Treatments for Allergic Rhinitis
A wide variety of allergy medicines are available for the treatment of hayfever.It is estimated that hayfever sufferers annually spend $2 billion on over-the-counter medications and nearly $300 million on prescription medications. Knowing what medication to take depends on your symptoms. Over-the-counter decongestants and antihistamines are the most frequently used medications. Decongestants provide relief for nasal congestion. Antihistamines relieve watery, runny nose, sneezing and itchy eyes. These medications are not without adverse effects.Individuals with heart disease, high blood pressure, glaucoma, prostate problems or pregnant and nursing women should consult a medical doctor before taking any of these medications.

Stronger antihistamines and decongestants are available by prescription when over-the-counter medications do not work. They offer allergy relief with no or minimal sedation. A variety of nasal steroid sprays like Flonase, Rhinocort Aqua, Nasonex, Nasarel, Nasacort AQ and Astelin are effective for the treatment of hayfever symptoms.
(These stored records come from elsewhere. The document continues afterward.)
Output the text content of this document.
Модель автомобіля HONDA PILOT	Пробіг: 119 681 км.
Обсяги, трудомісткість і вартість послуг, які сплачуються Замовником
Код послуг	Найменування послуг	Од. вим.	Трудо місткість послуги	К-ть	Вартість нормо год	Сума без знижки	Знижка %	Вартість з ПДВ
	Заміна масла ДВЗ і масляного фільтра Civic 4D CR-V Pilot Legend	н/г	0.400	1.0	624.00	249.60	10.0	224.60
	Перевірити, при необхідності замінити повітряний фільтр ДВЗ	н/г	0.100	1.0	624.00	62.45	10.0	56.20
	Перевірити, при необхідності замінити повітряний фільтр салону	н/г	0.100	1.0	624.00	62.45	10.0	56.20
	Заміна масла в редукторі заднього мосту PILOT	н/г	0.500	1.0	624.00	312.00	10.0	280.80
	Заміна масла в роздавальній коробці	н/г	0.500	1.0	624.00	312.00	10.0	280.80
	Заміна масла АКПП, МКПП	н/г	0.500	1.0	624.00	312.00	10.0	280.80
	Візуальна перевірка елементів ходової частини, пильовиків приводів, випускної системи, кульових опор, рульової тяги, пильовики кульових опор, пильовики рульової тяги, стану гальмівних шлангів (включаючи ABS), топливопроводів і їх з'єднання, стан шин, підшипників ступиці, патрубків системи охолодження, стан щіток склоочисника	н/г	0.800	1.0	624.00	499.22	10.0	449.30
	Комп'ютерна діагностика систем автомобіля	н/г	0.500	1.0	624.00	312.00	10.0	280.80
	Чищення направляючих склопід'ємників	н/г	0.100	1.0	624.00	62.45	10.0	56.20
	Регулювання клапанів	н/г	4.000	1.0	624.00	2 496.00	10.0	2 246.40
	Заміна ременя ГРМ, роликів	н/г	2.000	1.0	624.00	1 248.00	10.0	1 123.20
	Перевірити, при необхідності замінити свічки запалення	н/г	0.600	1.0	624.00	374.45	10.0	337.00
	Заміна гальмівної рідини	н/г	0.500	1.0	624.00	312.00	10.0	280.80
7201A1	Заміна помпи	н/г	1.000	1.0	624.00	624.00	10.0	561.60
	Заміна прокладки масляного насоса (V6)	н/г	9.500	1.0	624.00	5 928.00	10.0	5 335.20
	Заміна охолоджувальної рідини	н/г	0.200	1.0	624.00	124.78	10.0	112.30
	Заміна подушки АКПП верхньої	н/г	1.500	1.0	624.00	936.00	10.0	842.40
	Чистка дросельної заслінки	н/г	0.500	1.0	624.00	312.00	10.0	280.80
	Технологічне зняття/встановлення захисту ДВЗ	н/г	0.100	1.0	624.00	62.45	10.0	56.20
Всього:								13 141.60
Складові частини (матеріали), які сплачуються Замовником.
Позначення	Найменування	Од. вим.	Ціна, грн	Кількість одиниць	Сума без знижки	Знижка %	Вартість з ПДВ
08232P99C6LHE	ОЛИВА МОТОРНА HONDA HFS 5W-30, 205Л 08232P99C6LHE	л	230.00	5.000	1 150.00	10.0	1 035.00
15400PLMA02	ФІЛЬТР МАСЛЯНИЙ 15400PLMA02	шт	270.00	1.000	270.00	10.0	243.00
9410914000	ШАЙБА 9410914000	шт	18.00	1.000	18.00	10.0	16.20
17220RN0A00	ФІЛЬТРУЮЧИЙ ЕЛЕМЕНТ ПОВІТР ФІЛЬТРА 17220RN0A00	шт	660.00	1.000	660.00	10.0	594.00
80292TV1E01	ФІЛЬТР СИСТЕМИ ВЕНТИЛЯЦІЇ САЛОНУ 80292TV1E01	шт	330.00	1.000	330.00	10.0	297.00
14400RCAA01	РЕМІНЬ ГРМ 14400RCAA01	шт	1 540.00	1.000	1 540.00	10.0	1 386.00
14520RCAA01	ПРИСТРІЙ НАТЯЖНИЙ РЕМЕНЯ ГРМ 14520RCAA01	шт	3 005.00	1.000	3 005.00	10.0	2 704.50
Avoidance of pollen is also a hallmark of allergy treatment. However, this is often easier said than done. Some helpful maneuvers include the following:

  1. Using air-conditioning units and air filters in indoor spaces as much as possible and avoiding work or play outdoors during early mornings.
  2. Keeping windows and doors closed can significantly reduce pollen entering the indoor environment. Keeping windows and doors open is about the same as being outdoors.For example, when windows are open, inside air contains about 70% as much pollen as the outdoors. The air inside a moving car with open windows contains roughly 90% as much pollen as the air outside.
  3. Plan your outdoor activities (such as gardening and mowing the lawn) in the late afternoon and evening when pollen counts are at their lowest.Using a dust or surgical mask may also help reduce direct inhalation of pollen.
  4. Large amounts of pollen may be attracted to clothing and the fur of pets. To reduce this exposure, clothes should not be hung outside to dry. Changing your clothes after spending time outdoors can also be helpful. Outdoor clothing should then be immediately stored or laundered. Storing shoes worn outside in a closed closet or cabinet away from the bedroom and living area is also important. Bathing pets regularly or keeping pets exclusively either outdoors or indoors during the allergy season can also be helpful in reducing the amount of pollens entering the indoor environment.
  5. Keeping your indoor environment clean during the allergy season is important. Allergies may be triggered by exposure to pollen plus indoor irritants like cigarette smoke, perfumes and house dust. Vacuuming frequently with a high-efficiency vacuum with a microfilter collection bag and/or using an air cleaner in living areas are also helpful.

Specifically for those with ragweed allergies, traveling or vacationing to areas with minimal ragweed pollens may help symptoms.Less ragweed pollen seems to be found around large bodies of water, so the seashore is a likely area for relief for pollen sufferers.

Severe allergies often do not respond to medications or pollen avoidance. Allergy injections may be used to desensitize an allergic individual to particular allergies. This form of therapy can effectively block allergic reactions.

The program involves a series of allergy injections of increasing amounts over time. Those on allergy injections should be reevaluated periodically for continued indications for allergy injections. Allergy injections are currently the most effective long-term treatment available for hayfever sufferers.